ELV has it on good authority that Michael Mina Pastry Chef Sarah Kosikowski will soon be nominated for a James Beard Award.
That would be because we (along with many others) nominated her.
To say her dessert creations are mini-works of art is an understatement. To say they taste as good as they look is something you’ll just have to take our word for — until you beat a path to her restaurant and taste for yourself.
If ELV was forced to analyze these beautiful plates (something he has trouble doing in her presence as he’s usually too busy shoveling them into his pie hole), he would tell you her forte is comfort food gone very modern and very abstract. She blends traditional flavors and combinations with just enough molecular playfulness to keep things interesting for fussy food writers and avant garde aficionados.
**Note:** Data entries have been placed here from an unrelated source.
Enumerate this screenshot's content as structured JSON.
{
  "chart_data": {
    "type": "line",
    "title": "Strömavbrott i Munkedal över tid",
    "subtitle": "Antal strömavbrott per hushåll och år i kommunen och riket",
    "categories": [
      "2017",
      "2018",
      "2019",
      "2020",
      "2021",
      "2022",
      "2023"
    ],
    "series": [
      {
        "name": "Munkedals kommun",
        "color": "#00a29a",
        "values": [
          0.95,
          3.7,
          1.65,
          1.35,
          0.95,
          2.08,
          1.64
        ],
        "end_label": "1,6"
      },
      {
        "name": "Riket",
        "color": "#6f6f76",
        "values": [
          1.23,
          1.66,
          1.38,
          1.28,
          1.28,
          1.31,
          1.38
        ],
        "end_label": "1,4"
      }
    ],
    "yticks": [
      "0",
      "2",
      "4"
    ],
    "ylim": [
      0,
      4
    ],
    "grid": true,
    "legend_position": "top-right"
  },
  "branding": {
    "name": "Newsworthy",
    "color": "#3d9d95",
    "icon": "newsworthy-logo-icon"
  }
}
But the bottom line is: they’re complicated (lots of ingredients, lots of trios), but compelling to classicists and modern gourmands alike. All of her playful combinations are always in harmony, and (most importantly) they’re intense as hell (and yet another reason why we maintain Las Vegas has the greatest concentration of pastry talent in America).
One thing is certain: once you’ve tasted Sarah’s Hitachino Red Rice Ale ice cream with caramelized puffed rice, Rogue Hazelnut Ale chocolate cake with Rogue Chocolate Stout foam and spiced hazelnuts, and apple beer apple strudel (all on the same plate); you won’t think about dessert the same way ever again.